When sequencing whole genomes, the primary information obtained is the actual DNA sequence, but modern sequencing techniques carry embedded much more information. One of these is the relative abundance of sequencing reads that can be used to estimate the ploidy of each portion of the genome. In haploid yeast cells—the kind used in everyday experiments—each chromosome is present in one single copy. Yeast cells have 16 chromosomes, so the result would look more or less like the one on the left.
The 16 chromosomes are arranged in a circle, from I to XVI, and the relative coverage, corresponding to the predicted ploidy for each 400-base-pair block, is plotted with increasing distance from the centre, and coloured in green if it falls in the interval 0.5–1.5. The green band shows that the majority of the genome is present in single copy. Red dots indicate that that particular 400-base-pair block was detected either more or less frequently than expected.

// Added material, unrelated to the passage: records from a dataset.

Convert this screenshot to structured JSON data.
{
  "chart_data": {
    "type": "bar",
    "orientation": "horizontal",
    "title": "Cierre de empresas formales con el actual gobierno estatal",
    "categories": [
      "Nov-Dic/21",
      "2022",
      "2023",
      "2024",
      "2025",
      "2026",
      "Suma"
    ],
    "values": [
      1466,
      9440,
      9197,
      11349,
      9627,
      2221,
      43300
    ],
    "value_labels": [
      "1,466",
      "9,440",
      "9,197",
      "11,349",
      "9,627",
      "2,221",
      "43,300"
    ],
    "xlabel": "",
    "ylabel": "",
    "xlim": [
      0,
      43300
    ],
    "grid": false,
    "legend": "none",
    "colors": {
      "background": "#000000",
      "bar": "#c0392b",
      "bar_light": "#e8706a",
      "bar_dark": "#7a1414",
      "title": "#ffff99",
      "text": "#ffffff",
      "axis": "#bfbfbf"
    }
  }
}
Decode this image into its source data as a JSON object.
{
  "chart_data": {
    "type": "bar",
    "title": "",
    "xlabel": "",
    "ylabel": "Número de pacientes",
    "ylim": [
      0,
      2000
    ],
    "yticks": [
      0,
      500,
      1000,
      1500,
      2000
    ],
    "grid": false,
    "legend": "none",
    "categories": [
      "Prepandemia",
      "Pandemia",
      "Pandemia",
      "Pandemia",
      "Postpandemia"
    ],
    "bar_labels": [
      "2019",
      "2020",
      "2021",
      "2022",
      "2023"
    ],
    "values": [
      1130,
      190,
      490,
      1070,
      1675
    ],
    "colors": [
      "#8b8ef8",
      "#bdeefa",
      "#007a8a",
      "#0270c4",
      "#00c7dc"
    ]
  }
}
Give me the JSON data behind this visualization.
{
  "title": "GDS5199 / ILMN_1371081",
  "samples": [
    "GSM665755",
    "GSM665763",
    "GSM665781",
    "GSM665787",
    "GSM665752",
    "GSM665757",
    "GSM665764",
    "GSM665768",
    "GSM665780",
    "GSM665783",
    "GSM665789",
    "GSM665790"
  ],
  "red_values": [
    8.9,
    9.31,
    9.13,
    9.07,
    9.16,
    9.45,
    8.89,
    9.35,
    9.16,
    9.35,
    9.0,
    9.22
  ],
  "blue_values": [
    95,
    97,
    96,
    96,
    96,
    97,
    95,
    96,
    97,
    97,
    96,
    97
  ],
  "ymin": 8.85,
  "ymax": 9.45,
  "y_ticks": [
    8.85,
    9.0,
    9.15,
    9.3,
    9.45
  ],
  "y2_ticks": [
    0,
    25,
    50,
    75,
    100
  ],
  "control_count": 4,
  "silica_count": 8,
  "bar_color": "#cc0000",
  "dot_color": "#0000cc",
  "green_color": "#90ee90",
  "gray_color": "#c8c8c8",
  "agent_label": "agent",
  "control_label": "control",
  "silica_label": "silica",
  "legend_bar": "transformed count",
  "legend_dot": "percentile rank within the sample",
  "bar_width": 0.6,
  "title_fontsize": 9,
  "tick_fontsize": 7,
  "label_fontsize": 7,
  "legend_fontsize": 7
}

But why so many red dots? Genomes contain short DNA sequences repeated in tandem at telomeres (the ends of chromosomes) and indeed most red dots align at the beginning or end of chromosomes. Since only a few copies of these elements are present in the reference genome, these regions appear over-represented in the actual sequencing data. These artefacts—plus another category of artefacts generated by another group of interspersed repetitive regions (retrotransposons)—can be masked to produce a figure that is more representative of the sequenced genome.

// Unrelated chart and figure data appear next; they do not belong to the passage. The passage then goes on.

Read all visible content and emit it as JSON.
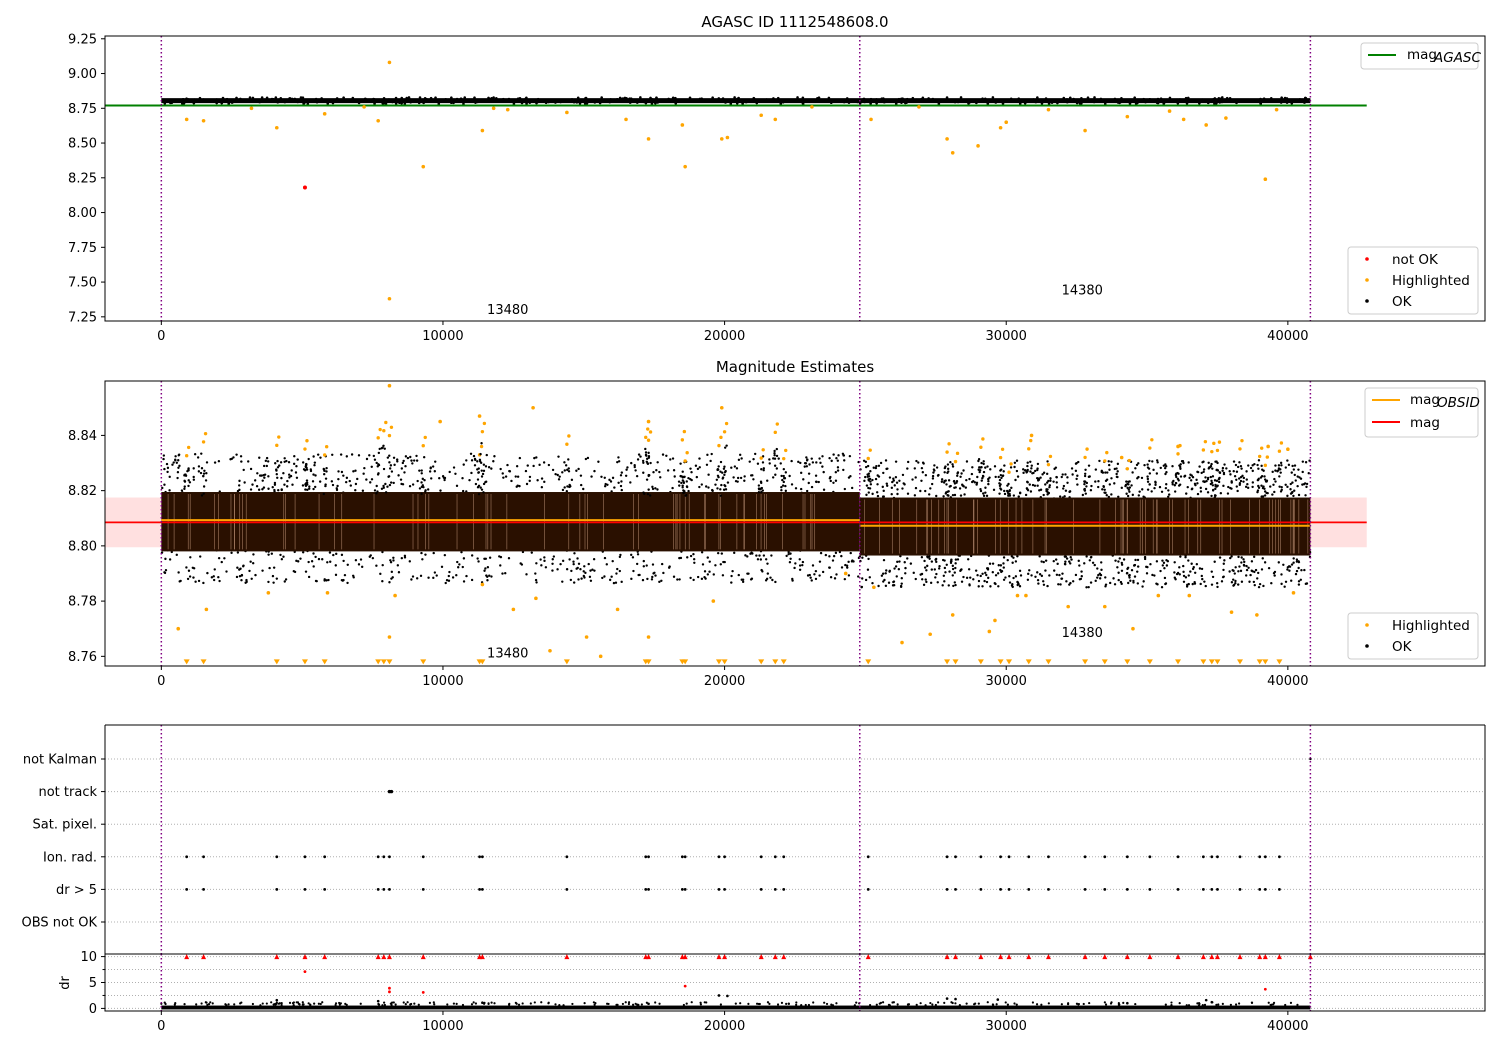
{
  "chart_data": [
    {
      "type": "scatter",
      "title": "AGASC ID 1112548608.0",
      "xlim": [
        -2000,
        47000
      ],
      "ylim": [
        7.22,
        9.27
      ],
      "xticks": [
        0,
        10000,
        20000,
        30000,
        40000
      ],
      "yticks": [
        "7.25",
        "7.50",
        "7.75",
        "8.00",
        "8.25",
        "8.50",
        "8.75",
        "9.00",
        "9.25"
      ],
      "obsid_boundaries": [
        0,
        24800,
        40800
      ],
      "obsid_labels": [
        {
          "text": "13480",
          "x": 12300,
          "y": 7.3
        },
        {
          "text": "14380",
          "x": 32700,
          "y": 7.44
        }
      ],
      "reference_line": {
        "name": "mag_AGASC",
        "y": 8.77,
        "color": "#008000",
        "x_range": [
          -2000,
          42800
        ]
      },
      "ok_band": {
        "x_range": [
          0,
          40800
        ],
        "center": 8.805,
        "half_width": 0.018
      },
      "highlighted_points": [
        [
          8100,
          9.08
        ],
        [
          9300,
          8.33
        ],
        [
          18600,
          8.33
        ],
        [
          5100,
          8.18
        ],
        [
          8100,
          7.38
        ],
        [
          4100,
          8.61
        ],
        [
          1500,
          8.66
        ],
        [
          900,
          8.67
        ],
        [
          7700,
          8.66
        ],
        [
          11400,
          8.59
        ],
        [
          17300,
          8.53
        ],
        [
          19900,
          8.53
        ],
        [
          20100,
          8.54
        ],
        [
          18500,
          8.63
        ],
        [
          16500,
          8.67
        ],
        [
          21300,
          8.7
        ],
        [
          21800,
          8.67
        ],
        [
          27900,
          8.53
        ],
        [
          28100,
          8.43
        ],
        [
          29000,
          8.48
        ],
        [
          29800,
          8.61
        ],
        [
          30000,
          8.65
        ],
        [
          32800,
          8.59
        ],
        [
          34300,
          8.69
        ],
        [
          36300,
          8.67
        ],
        [
          37100,
          8.63
        ],
        [
          37800,
          8.68
        ],
        [
          39200,
          8.24
        ],
        [
          39600,
          8.74
        ],
        [
          25200,
          8.67
        ],
        [
          12300,
          8.74
        ],
        [
          14400,
          8.72
        ],
        [
          5800,
          8.71
        ],
        [
          31500,
          8.74
        ],
        [
          26900,
          8.76
        ],
        [
          3200,
          8.75
        ],
        [
          7200,
          8.76
        ],
        [
          11800,
          8.75
        ],
        [
          23100,
          8.76
        ],
        [
          35800,
          8.73
        ]
      ],
      "not_ok_points": [
        [
          5100,
          8.18
        ]
      ],
      "legends": [
        {
          "position": "top-right",
          "entries": [
            {
              "label": "mag",
              "sub": "AGASC",
              "kind": "line",
              "color": "#008000"
            }
          ]
        },
        {
          "position": "lower-right",
          "entries": [
            {
              "label": "not OK",
              "kind": "dot",
              "color": "#ff0000"
            },
            {
              "label": "Highlighted",
              "kind": "dot",
              "color": "#ffa500"
            },
            {
              "label": "OK",
              "kind": "dot",
              "color": "#000000"
            }
          ]
        }
      ]
    },
    {
      "type": "scatter",
      "title": "Magnitude Estimates",
      "xlim": [
        -2000,
        47000
      ],
      "ylim": [
        8.7565,
        8.8597
      ],
      "xticks": [
        0,
        10000,
        20000,
        30000,
        40000
      ],
      "yticks": [
        "8.76",
        "8.78",
        "8.80",
        "8.82",
        "8.84"
      ],
      "obsid_boundaries": [
        0,
        24800,
        40800
      ],
      "obsid_labels": [
        {
          "text": "13480",
          "x": 12300,
          "y": 8.761
        },
        {
          "text": "14380",
          "x": 32700,
          "y": 8.7685
        }
      ],
      "mag_line": {
        "name": "mag",
        "y": 8.8085,
        "band": [
          8.7995,
          8.8175
        ],
        "x_range": [
          -2000,
          42800
        ],
        "color": "#ff0000"
      },
      "obsid_segments": [
        {
          "x_range": [
            0,
            24800
          ],
          "mag": 8.8093,
          "band": [
            8.798,
            8.8195
          ],
          "outer": [
            8.7865,
            8.8335
          ]
        },
        {
          "x_range": [
            24800,
            40800
          ],
          "mag": 8.8073,
          "band": [
            8.7965,
            8.8175
          ],
          "outer": [
            8.785,
            8.831
          ]
        }
      ],
      "low_marker_y": 8.7578,
      "highlighted_points": [
        [
          8100,
          8.858
        ],
        [
          13200,
          8.85
        ],
        [
          19900,
          8.85
        ],
        [
          11300,
          8.847
        ],
        [
          17300,
          8.845
        ],
        [
          9900,
          8.845
        ],
        [
          600,
          8.77
        ],
        [
          1600,
          8.777
        ],
        [
          3800,
          8.783
        ],
        [
          5900,
          8.783
        ],
        [
          8300,
          8.782
        ],
        [
          8100,
          8.767
        ],
        [
          11400,
          8.786
        ],
        [
          12500,
          8.777
        ],
        [
          13300,
          8.781
        ],
        [
          13800,
          8.762
        ],
        [
          15100,
          8.767
        ],
        [
          15600,
          8.76
        ],
        [
          16200,
          8.777
        ],
        [
          17300,
          8.767
        ],
        [
          19600,
          8.78
        ],
        [
          24300,
          8.79
        ],
        [
          25300,
          8.785
        ],
        [
          26300,
          8.765
        ],
        [
          27300,
          8.768
        ],
        [
          28100,
          8.775
        ],
        [
          29400,
          8.769
        ],
        [
          29600,
          8.773
        ],
        [
          30400,
          8.782
        ],
        [
          30700,
          8.782
        ],
        [
          32200,
          8.778
        ],
        [
          33500,
          8.778
        ],
        [
          34500,
          8.77
        ],
        [
          35400,
          8.782
        ],
        [
          36500,
          8.782
        ],
        [
          38000,
          8.776
        ],
        [
          38900,
          8.775
        ],
        [
          40200,
          8.783
        ],
        [
          30900,
          8.84
        ],
        [
          34100,
          8.832
        ],
        [
          36100,
          8.836
        ],
        [
          39300,
          8.836
        ],
        [
          40000,
          8.835
        ]
      ],
      "legends": [
        {
          "position": "top-right",
          "entries": [
            {
              "label": "mag",
              "sub": "OBSID",
              "kind": "line",
              "color": "#ffa500"
            },
            {
              "label": "mag",
              "kind": "line",
              "color": "#ff0000"
            }
          ]
        },
        {
          "position": "lower-right",
          "entries": [
            {
              "label": "Highlighted",
              "kind": "dot",
              "color": "#ffa500"
            },
            {
              "label": "OK",
              "kind": "dot",
              "color": "#000000"
            }
          ]
        }
      ]
    },
    {
      "type": "scatter",
      "xlim": [
        -2000,
        47000
      ],
      "categories": [
        "not Kalman",
        "not track",
        "Sat. pixel.",
        "Ion. rad.",
        "dr > 5",
        "OBS not OK"
      ],
      "obsid_boundaries": [
        0,
        24800,
        40800
      ],
      "flag_x": [
        900,
        1500,
        4100,
        5100,
        5800,
        7700,
        7900,
        8100,
        9300,
        11300,
        11400,
        14400,
        17200,
        17300,
        18500,
        18600,
        19800,
        20000,
        21300,
        21800,
        22100,
        25100,
        27900,
        28200,
        29100,
        29800,
        30100,
        30800,
        31500,
        32800,
        33500,
        34300,
        35100,
        36100,
        37000,
        37300,
        37500,
        38300,
        39000,
        39200,
        39700
      ],
      "not_track_x": [
        8100
      ],
      "not_kalman_x": [
        40800
      ]
    },
    {
      "type": "scatter",
      "ylabel": "dr",
      "xlim": [
        -2000,
        47000
      ],
      "ylim": [
        -0.5,
        10.5
      ],
      "xticks": [
        0,
        10000,
        20000,
        30000,
        40000
      ],
      "yticks": [
        "0",
        "5",
        "10"
      ],
      "obsid_boundaries": [
        0,
        24800,
        40800
      ],
      "clipped_value": 10,
      "red_points": [
        [
          5100,
          7.1
        ],
        [
          8100,
          3.9
        ],
        [
          8100,
          3.2
        ],
        [
          9300,
          3.1
        ],
        [
          18600,
          4.3
        ],
        [
          39200,
          3.7
        ]
      ],
      "black_points": [
        [
          4100,
          1.6
        ],
        [
          7700,
          1.4
        ],
        [
          19800,
          2.5
        ],
        [
          20100,
          2.4
        ],
        [
          27900,
          1.9
        ],
        [
          28200,
          1.8
        ],
        [
          29700,
          1.7
        ],
        [
          37100,
          1.6
        ],
        [
          37300,
          1.2
        ],
        [
          34300,
          1.0
        ],
        [
          11400,
          1.1
        ],
        [
          17300,
          0.9
        ]
      ]
    }
  ]
}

In these conditions, it becomes much easier to spot when one fragment of a chromosome (or a whole chromosome) is duplicated. In this case twice the amount of reads for that particular region are produced by the sequencing process, doubling the sequencing depth for that particular region. In this strain, for example, the 3′ terminal part of chromosome III and V, and a narrow region in chromosome XIII have been duplicated.